Know the Facts on Timely Filing Extensions

Question: At our practice, we are very careful to submit our Medicare fee-for-service (FFS) claims within the allotted time frame. However, during the pandemic, we’ve had a few late issues that have caused us to lose critical income. Are there any exceptions to the timely filing requirements?

Minnesota Subscriber

Answer: There’s nothing more frustrating than dealing with late claims, and COVID-19 has definitely impacted many a provider’s ability to meet Medicare’s 12-month timely filing window.

Reminder: Timely filing means that your practice submits a Medicare FFS claim within 12 months. Ever since the Affordable Care Act (ACA) went into effect, claims must be filed within one calendar year after the date of service (DOS). Medicare will deny your claim if it arrives after the deadline date, so your practice has to stay on top of claims.

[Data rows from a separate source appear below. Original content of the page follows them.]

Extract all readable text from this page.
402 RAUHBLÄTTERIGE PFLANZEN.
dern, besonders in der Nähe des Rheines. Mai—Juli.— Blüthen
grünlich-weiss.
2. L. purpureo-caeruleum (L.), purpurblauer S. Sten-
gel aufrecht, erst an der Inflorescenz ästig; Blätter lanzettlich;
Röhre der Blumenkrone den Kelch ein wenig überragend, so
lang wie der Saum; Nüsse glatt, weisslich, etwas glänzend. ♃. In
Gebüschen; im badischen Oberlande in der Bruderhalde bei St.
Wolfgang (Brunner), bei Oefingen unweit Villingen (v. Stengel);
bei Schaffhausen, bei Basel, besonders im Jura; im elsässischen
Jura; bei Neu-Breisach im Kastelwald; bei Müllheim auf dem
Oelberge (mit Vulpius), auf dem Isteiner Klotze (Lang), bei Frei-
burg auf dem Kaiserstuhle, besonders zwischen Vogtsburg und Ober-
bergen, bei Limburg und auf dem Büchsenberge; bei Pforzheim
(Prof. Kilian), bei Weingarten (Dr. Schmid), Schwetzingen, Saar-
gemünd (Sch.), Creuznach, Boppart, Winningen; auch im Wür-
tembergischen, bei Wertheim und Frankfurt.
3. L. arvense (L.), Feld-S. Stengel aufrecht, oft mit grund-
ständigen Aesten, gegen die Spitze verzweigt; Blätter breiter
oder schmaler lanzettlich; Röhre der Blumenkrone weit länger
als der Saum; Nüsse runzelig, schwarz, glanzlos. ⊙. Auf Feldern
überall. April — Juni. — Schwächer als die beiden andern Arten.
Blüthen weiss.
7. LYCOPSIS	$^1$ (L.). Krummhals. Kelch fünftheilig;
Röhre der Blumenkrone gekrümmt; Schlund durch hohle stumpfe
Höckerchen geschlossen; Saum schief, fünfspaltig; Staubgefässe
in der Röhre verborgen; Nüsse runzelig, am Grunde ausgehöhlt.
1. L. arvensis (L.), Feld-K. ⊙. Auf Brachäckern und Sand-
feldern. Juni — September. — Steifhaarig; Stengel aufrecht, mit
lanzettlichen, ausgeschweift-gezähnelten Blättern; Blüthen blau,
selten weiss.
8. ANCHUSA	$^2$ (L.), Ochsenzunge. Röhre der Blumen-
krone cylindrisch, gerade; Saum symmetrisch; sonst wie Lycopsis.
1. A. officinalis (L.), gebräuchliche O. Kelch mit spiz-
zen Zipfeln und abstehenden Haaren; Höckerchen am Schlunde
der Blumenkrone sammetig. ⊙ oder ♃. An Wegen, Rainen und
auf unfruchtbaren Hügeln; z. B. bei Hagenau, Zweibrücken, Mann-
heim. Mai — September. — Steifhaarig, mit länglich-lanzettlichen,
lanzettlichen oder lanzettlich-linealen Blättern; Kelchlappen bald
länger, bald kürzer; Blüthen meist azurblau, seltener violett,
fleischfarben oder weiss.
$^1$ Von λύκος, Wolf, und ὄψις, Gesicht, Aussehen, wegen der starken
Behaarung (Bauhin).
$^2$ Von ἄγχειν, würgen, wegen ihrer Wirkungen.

However, as is often the case with Medicare, there are a few exceptions to the rule. In fact, the Centers for Medicare & Medicaid Services (CMS) offers FFS providers four exceptions in which they can request an extension on the time limit for their claims. Those include the following:

1. Administrative error: If CMS identifies an error by an employee, on the part of the MAC, or the Department of Health and Human Services (HHS), then you’ll be granted a six-month timely filing extension “following the month in which you or the beneficiary received notice that an error or misrepresentation was corrected,” explains Part B MAC Novitas Solutions in online guidance.

2. Retroactive Medicare entitlement: When a provider or beneficiary is notified of a Medicare entitlement that is “retroactive to or before the date the service was furnished,” a six-month timely filing extension similar to the rules of an administrative error are given, according to Part B MAC Palmetto GBA’s online materials.

3. Retroactive Medicare entitlement involving state Medicaid agencies: If “a state Medicaid agency recoups payment from a provider or supplier six months or more after the date the service was furnished to a dually eligible beneficiary,” then your timely filing is extended six months from when the state Medicaid agency recovered the funds, Palmetto GBA indicates.

4. MA or PACE retroactive disenrollment: This exception is the most involved and is available only when a beneficiary who is enrolled in a Medicare Advantage (MA) plan or Program of All-inclusive Care for the Elderly (PACE) provider organization becomes disenrolled — and the MA plan or PACE organization then recoups their payments. If this occurs six months after the DOS, an exception is possible.

Documentation is key to qualifying for this exception as you must prove the beneficiary’s prior enrollment in the MA plan or PACE organization, Novitas Solutions says. The documentation must also show that “you were notified that the beneficiary is no longer enrolled in the MA plan or PACE; the effective date of the disenrollment; and the MA plan or PACE recouped money from you for services rendered to the beneficiary,” the Part B MAC advises.

Private payer rules: Not all insurers follow the 12-month limit. Some private insurers will allow you to report your claim for just 60 days after the DOS, while others give you more than a year to submit your claim.

Therefore, you should get to know the filing deadlines of each insurer you bill. Perhaps the easiest way to keep track of multiple payer timely filing rules is to make a chart (such as a spreadsheet) that lists each insurance company’s timely filing limit. If you do have a backlog of claims in your office, separate them out by insurance company so you can use your chart to quickly identify the payer with the shortest limit and work on those claims first.